DA 302W: Predictive Analytics

Textbook Information

Primary Book:

Principles of Business Forecasting, 2nd Edition 

Author: Keith Ord, Robert Fildes, and Nikolaos Kourentzes 

ISBN: 978-0999064917 

 

Secondary Book:

Data Mining and Predictive Analytics, 2nd Edition 

Author: Daniel T. Larose, and Chantal D. Larose 

ISBN: 978-1118116197 

 

*You are encouraged to purchase both books. The secondary book is used to a lesser extent in the course.

Published Remarks

None

Hardware Requirements

None

Software Requirements

None

Proctored Exams

None

Course Description

DA 302W is a four-credit course with lecture and writing components. (DA201W, DA 302W, and DA 401W each carry only one credit of "writing"; completion of all three courses is required to meet the writing requirement.) The principal objective of this course is to help students predictwhat will happen in future events based on historical data. This course exposes students to predictive analytics techniques that are consistent with best practices in the data analytics industry. Students will learn how to properly examine problem contexts to use the most appropriate method to develop the best predictive model. Students will also learn how to evaluate their results and interpret findings to users at different levels of an organization. This course focuses on the application of spreadsheets, scripting languages for data analytics, and current statistical software packages.

Course Learning Objectives:

By the end of this course, successful students will be able to: 

  • Explain the fundamental concepts, importance, and applications of predictive analytics 
  • Utilize basic techniques to assess data quality and conduct data processing  
  • Use appropriate measures to evaluate the performance of predictive models 
  • Implement time series analysis methods in predictive analytics 
  • Construct and interpret linear regression models to explore relationships between variables and predict outcomes 
  • Explain the basic concepts of machine learning 
  • Implement machine learning techniques to classify data, identify patterns, and predict outcomes 
  • Employ tools (such as spreadsheet modelin and R) to perform predictive analyses 
  • Present predictive insights through written reports and visualizations 
  • Derive communication about predictive results and insights to diverse audiences 

 General Overview of assignments:

Quizzes (about 10%): Test your understanding of the core concepts and methods covered in the lessons. 

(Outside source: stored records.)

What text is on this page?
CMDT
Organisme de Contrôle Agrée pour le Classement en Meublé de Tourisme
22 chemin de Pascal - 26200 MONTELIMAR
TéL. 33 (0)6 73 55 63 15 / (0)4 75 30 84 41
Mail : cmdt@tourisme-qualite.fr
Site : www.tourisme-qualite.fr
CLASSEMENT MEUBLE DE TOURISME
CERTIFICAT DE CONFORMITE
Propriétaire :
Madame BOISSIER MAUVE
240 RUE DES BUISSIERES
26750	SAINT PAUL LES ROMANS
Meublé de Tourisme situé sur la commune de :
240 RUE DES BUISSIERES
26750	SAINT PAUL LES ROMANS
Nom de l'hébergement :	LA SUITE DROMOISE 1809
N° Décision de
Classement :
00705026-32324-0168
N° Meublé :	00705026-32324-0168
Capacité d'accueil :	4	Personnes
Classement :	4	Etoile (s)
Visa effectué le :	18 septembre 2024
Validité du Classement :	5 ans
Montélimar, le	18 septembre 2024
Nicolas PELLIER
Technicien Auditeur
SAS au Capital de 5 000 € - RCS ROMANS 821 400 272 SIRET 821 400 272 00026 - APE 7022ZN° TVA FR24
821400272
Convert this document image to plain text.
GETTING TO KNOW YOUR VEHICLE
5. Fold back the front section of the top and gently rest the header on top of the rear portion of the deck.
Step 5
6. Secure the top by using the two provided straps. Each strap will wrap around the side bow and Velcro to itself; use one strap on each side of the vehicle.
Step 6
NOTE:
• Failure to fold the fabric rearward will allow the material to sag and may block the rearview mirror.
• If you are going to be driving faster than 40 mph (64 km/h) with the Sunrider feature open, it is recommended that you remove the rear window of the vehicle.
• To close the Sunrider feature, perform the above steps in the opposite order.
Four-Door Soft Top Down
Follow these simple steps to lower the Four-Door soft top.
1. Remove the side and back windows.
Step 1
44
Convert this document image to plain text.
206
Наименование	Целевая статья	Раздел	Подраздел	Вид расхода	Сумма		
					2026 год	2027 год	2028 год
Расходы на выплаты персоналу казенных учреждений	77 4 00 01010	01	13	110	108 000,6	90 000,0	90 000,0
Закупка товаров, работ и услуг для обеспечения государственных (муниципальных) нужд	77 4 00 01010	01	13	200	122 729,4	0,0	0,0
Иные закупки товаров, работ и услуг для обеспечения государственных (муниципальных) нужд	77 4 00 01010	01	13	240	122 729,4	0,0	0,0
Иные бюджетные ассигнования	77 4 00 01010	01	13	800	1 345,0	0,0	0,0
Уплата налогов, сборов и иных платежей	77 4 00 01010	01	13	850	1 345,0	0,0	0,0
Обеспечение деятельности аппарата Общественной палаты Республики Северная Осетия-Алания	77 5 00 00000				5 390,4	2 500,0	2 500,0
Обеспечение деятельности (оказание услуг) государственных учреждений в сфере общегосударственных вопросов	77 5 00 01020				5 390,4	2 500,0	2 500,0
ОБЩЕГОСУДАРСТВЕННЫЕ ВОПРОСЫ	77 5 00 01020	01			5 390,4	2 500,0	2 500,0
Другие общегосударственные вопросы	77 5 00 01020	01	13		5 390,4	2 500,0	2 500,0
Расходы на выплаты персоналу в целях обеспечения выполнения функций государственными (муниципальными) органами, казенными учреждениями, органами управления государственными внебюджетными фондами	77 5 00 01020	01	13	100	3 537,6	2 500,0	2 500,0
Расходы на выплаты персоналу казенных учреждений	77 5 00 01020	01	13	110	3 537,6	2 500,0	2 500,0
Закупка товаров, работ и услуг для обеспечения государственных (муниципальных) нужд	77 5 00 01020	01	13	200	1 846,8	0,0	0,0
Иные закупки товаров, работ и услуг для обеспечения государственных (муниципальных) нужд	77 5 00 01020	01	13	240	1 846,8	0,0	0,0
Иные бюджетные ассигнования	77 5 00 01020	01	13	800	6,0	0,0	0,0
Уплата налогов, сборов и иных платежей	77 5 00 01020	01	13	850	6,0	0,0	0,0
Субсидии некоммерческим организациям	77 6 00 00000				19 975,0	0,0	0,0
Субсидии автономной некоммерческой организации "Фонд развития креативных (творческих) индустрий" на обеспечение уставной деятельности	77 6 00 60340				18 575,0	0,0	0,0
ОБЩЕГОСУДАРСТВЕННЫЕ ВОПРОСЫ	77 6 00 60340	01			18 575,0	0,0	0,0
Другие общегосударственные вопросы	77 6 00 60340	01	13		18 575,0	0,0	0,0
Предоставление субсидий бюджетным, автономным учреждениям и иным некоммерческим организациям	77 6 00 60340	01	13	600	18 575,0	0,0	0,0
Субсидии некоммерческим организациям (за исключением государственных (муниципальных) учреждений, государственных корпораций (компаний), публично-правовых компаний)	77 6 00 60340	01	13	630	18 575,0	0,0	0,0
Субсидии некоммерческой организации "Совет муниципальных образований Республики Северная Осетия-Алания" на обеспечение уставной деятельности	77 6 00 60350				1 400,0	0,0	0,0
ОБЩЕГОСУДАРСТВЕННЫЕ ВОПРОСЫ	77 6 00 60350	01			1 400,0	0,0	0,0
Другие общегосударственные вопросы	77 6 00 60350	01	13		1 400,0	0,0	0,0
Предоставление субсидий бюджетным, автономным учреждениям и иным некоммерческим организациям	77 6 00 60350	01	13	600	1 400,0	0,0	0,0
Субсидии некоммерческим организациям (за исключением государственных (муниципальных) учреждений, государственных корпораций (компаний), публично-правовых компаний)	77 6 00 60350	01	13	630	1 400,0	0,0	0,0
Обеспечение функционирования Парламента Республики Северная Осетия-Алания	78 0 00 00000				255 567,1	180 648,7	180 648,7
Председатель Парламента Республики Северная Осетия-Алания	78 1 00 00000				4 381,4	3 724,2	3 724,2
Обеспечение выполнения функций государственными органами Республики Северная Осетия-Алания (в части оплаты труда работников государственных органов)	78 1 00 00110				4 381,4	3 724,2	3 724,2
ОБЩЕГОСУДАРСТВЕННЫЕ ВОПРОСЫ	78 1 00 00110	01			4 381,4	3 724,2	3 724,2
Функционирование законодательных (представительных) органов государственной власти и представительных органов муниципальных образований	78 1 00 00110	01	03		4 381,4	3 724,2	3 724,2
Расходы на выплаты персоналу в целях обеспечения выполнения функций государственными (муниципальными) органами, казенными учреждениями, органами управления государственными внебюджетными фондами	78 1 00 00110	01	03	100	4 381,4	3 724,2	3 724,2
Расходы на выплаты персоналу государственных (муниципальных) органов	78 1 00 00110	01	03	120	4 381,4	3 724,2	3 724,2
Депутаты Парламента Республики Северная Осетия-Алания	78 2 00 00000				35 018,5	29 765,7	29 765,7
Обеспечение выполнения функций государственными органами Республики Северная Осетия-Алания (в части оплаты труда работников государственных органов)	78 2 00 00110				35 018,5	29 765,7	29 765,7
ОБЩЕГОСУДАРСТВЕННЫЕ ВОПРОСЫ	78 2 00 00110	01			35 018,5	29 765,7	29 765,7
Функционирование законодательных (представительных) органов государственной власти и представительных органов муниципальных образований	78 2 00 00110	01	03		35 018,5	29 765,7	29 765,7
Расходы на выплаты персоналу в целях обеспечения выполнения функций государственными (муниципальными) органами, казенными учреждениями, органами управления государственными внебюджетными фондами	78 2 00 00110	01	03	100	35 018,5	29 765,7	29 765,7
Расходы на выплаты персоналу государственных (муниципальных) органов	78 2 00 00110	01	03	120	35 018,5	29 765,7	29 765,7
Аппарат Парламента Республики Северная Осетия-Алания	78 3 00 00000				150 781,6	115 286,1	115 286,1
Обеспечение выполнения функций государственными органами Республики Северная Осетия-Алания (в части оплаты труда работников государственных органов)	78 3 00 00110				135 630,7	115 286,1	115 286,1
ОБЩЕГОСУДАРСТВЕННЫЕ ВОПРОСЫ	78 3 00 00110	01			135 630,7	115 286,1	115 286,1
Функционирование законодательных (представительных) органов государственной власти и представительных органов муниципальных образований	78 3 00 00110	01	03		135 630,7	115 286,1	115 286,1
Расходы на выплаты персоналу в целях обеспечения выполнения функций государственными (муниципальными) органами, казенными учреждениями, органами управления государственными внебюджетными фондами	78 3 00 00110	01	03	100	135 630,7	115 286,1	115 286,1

Homework Assignments (about 40%): Designed to let you use the methods and models introduced in the lessons to solve problems. Some of the assignments are case-based, which require you to identify/define the problem(s), select technique(s) to solve, and create report to summarize findings and insights. 

Discussion (about 10%): Designed to let you engage with classmates and collaboratively explore predictive analytics topics. 

Midterm Exam (20%): Test your understanding of the key knowledge and your ability to apply the core techniques and methods learned in the first half of the course. 

Final Paper (20%): The final paper is a comprehensive project where you will identify a problem critical to improving performance or achieving a specific goal. You will use various predictive analytics tools and techniques to analyze the problem, generate prediction, and develop conclusions, insights, and communicate findings through a report.